Arnold later revealed his desire to go to college as he dreams of becoming a veterinarian.

That’s when DeGeneres took a moment to beg Arnold’s school “to do the right thing.”

“He deserves to graduate, to walk with all the other kids,” DeGeneres said, facing the camera.

DeGeneres then welcomed Alicia Keys on to the show, who came bearing a gift for Arnold.

Alicia Keys, DeAndre Arnold and Ellen DeGeneres
Ellen

“I’m super proud of you for standing up for what you know is right. I know the school needs to do the right thing. Me and Ellen called our friends at Shutterfly because we know that you’re a special person. And we know you’re destined for such greatness and we wanted to support that greatness and invest in that greatness,” Keys, 39, said.

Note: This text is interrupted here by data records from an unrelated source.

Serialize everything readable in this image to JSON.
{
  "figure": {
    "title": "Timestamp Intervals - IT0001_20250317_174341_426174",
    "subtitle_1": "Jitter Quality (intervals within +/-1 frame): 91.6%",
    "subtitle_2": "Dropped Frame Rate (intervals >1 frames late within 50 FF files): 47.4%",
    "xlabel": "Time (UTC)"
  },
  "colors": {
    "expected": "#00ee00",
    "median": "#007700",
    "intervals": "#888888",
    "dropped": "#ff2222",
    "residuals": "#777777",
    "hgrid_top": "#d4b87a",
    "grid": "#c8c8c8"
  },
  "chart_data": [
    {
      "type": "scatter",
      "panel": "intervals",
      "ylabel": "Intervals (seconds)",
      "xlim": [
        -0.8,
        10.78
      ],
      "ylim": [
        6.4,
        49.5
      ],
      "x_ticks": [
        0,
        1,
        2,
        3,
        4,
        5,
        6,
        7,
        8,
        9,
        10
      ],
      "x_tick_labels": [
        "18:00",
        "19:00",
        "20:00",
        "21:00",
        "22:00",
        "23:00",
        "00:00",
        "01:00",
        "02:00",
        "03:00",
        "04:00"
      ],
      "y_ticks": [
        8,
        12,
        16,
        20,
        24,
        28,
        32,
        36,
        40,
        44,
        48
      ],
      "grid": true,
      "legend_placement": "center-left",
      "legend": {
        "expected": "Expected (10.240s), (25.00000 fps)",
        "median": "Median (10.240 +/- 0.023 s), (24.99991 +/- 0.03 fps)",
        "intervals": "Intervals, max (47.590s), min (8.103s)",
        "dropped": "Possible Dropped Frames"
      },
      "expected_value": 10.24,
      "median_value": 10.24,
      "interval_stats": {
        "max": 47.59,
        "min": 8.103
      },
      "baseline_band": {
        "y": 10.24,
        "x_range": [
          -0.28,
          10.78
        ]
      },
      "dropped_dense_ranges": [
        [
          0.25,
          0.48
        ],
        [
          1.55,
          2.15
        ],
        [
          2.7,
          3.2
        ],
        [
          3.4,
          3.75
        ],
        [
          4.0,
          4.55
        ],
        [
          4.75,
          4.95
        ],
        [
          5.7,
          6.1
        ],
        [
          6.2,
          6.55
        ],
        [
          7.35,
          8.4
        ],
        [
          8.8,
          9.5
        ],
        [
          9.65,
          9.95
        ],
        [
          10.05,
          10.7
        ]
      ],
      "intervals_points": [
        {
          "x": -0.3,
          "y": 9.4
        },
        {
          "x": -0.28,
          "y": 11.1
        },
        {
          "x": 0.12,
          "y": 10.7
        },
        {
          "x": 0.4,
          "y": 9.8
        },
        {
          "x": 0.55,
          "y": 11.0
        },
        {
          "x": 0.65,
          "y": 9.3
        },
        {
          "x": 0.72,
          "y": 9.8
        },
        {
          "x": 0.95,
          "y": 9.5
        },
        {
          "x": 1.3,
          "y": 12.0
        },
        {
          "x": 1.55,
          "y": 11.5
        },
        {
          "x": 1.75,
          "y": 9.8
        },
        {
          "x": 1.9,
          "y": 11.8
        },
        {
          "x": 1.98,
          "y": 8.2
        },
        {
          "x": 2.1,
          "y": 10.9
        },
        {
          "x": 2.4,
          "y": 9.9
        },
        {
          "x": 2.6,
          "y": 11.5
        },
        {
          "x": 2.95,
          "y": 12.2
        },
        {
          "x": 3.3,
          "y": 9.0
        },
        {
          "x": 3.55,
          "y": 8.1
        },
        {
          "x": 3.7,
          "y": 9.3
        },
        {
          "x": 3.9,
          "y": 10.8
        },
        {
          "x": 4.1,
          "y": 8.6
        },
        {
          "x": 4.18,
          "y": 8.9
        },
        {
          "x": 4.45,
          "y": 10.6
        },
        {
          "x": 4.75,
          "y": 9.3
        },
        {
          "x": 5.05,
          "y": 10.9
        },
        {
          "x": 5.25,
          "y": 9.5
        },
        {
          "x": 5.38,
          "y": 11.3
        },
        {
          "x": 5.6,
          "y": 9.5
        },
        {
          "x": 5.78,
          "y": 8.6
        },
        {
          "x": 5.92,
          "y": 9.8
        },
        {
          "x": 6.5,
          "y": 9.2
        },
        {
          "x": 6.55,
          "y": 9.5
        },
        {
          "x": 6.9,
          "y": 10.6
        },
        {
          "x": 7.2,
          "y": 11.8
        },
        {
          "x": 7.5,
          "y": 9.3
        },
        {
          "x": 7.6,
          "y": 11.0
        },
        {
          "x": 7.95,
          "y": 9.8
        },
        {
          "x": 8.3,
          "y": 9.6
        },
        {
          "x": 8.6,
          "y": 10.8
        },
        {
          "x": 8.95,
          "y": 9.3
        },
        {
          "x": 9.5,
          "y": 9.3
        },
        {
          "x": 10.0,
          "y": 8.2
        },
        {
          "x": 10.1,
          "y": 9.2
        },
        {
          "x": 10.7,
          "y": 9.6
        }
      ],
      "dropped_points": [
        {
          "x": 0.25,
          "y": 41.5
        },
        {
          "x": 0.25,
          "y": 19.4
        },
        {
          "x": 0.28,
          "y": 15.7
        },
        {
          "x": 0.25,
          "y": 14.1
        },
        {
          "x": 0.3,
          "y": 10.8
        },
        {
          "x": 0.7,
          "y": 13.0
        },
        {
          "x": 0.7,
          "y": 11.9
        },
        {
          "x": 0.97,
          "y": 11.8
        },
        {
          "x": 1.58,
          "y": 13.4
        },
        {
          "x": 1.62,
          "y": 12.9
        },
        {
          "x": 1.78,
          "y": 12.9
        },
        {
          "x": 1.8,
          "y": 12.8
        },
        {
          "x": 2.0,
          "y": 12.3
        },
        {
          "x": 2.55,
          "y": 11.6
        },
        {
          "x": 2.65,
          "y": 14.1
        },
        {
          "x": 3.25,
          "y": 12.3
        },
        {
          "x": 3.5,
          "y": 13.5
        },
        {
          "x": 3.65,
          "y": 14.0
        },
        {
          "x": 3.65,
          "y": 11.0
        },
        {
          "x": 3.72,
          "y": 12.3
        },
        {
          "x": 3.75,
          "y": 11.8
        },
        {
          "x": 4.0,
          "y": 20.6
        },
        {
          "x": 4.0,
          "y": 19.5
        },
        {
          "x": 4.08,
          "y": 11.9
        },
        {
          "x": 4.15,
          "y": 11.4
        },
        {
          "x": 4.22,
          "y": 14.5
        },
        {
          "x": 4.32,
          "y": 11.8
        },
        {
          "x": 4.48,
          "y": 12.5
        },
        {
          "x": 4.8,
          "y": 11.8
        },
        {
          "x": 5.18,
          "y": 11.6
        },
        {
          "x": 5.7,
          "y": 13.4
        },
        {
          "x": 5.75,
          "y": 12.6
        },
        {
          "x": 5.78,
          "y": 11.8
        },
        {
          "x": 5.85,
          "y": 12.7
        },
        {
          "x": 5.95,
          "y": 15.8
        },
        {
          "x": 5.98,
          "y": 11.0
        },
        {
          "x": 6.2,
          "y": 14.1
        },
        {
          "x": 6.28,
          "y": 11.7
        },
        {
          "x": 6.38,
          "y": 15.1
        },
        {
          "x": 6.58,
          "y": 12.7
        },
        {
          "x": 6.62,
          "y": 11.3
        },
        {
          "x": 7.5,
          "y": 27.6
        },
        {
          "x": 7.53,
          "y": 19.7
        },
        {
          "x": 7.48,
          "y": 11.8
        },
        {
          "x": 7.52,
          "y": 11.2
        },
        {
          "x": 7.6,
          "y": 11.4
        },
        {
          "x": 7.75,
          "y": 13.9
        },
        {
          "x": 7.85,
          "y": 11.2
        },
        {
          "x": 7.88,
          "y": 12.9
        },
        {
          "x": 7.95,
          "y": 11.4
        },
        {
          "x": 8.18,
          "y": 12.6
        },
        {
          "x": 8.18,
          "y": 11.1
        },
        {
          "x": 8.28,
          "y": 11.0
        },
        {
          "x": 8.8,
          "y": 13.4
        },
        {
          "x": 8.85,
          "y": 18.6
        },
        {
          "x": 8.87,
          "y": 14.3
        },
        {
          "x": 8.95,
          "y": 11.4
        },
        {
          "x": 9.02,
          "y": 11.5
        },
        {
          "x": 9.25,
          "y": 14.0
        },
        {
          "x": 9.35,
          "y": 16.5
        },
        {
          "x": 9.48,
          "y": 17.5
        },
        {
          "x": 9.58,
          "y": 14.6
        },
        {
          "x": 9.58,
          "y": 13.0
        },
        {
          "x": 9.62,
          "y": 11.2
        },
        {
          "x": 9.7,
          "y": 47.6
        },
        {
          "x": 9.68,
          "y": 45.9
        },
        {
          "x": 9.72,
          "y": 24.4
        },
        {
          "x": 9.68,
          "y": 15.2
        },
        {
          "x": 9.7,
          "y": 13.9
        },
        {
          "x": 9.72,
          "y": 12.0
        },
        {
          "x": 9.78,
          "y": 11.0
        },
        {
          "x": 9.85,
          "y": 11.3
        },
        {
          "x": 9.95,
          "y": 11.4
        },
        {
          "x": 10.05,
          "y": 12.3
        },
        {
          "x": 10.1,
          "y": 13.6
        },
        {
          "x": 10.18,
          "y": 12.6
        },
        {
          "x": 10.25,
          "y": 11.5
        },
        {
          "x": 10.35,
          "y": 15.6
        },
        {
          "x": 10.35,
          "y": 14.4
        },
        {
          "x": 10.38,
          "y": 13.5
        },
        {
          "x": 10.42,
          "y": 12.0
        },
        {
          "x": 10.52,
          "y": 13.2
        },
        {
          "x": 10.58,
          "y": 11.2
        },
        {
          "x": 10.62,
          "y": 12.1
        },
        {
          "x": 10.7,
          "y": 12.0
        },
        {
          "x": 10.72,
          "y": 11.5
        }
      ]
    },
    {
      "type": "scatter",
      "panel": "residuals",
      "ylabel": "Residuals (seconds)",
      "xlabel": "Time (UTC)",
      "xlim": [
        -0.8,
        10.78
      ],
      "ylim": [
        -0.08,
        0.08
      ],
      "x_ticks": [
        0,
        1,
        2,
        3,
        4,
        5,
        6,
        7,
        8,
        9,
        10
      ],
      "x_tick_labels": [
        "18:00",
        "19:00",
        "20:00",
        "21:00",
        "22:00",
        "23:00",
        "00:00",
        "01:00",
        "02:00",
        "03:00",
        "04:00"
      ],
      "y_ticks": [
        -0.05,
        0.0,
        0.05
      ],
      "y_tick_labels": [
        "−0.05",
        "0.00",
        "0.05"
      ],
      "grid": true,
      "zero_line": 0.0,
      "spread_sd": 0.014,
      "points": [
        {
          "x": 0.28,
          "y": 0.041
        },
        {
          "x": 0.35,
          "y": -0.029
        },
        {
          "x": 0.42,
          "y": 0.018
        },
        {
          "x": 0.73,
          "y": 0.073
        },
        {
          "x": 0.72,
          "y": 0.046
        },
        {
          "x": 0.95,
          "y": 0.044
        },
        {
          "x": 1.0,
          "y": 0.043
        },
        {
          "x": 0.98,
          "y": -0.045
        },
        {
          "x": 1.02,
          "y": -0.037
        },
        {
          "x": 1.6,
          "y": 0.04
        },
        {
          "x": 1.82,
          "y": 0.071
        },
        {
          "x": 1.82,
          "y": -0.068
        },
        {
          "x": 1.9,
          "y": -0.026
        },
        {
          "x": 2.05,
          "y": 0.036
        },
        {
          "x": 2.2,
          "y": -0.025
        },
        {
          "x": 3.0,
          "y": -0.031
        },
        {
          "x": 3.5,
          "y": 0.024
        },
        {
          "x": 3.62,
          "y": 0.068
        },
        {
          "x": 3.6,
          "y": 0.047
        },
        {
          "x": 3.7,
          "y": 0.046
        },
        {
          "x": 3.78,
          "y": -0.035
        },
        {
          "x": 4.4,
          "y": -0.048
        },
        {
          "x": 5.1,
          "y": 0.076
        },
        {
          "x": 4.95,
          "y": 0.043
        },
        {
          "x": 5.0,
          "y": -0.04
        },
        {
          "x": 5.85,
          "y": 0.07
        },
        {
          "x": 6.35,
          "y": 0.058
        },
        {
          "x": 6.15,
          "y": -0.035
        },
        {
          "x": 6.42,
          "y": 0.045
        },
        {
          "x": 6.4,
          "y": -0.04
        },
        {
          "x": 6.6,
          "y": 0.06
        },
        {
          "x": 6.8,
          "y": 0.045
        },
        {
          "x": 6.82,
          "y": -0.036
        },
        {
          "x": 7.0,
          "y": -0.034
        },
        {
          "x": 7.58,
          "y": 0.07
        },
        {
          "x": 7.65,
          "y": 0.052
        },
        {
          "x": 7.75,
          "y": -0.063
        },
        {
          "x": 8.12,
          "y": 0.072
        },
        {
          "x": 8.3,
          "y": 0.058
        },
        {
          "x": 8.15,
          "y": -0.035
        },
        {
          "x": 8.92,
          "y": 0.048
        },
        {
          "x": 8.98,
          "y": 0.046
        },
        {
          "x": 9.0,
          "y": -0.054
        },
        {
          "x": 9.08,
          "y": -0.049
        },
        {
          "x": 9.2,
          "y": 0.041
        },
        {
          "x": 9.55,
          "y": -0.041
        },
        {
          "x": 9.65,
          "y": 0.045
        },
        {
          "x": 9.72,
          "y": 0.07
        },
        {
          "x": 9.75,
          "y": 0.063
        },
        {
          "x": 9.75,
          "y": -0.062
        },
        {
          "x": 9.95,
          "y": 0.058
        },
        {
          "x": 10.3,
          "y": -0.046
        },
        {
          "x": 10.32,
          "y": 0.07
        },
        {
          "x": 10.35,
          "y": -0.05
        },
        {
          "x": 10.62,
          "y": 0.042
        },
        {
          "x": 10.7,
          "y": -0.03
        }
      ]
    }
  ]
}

“So we wanted to present you with a check for $20,000.”

Overwhelmed with gratitude, Arnold hugged Keys and said: “Thank you so much.”

Arnold’s story unfolded earlier this month when he opened up about the alleged incident to CBS This Morning.

His mother, Sandy Arnold, told the news station that after Christmas break and three months before graduation, the school district changed the dress code policy.

“They say that even (when) my hair is up if it were to be down it would be not in compliance with the dress code. However, I don’t take it down in the school,” DeAndre said.

RELATED: WATCH: Referee Forces Black High School Wrestler to Cut His Dreads or Forfeit Match

Sandy told CBS This Morning that she believes the lack of diversity in the district is the issue. “There is no people of color on the school board. I get it that they don’t understand his hair,” she said.

Sandy added to KPRC that she attempted to reach out to board members and the superintendent to come to a conclusion together. But she claims she never received a response.

Barbers Hill School District did not respond to PEOPLE’s request for comment.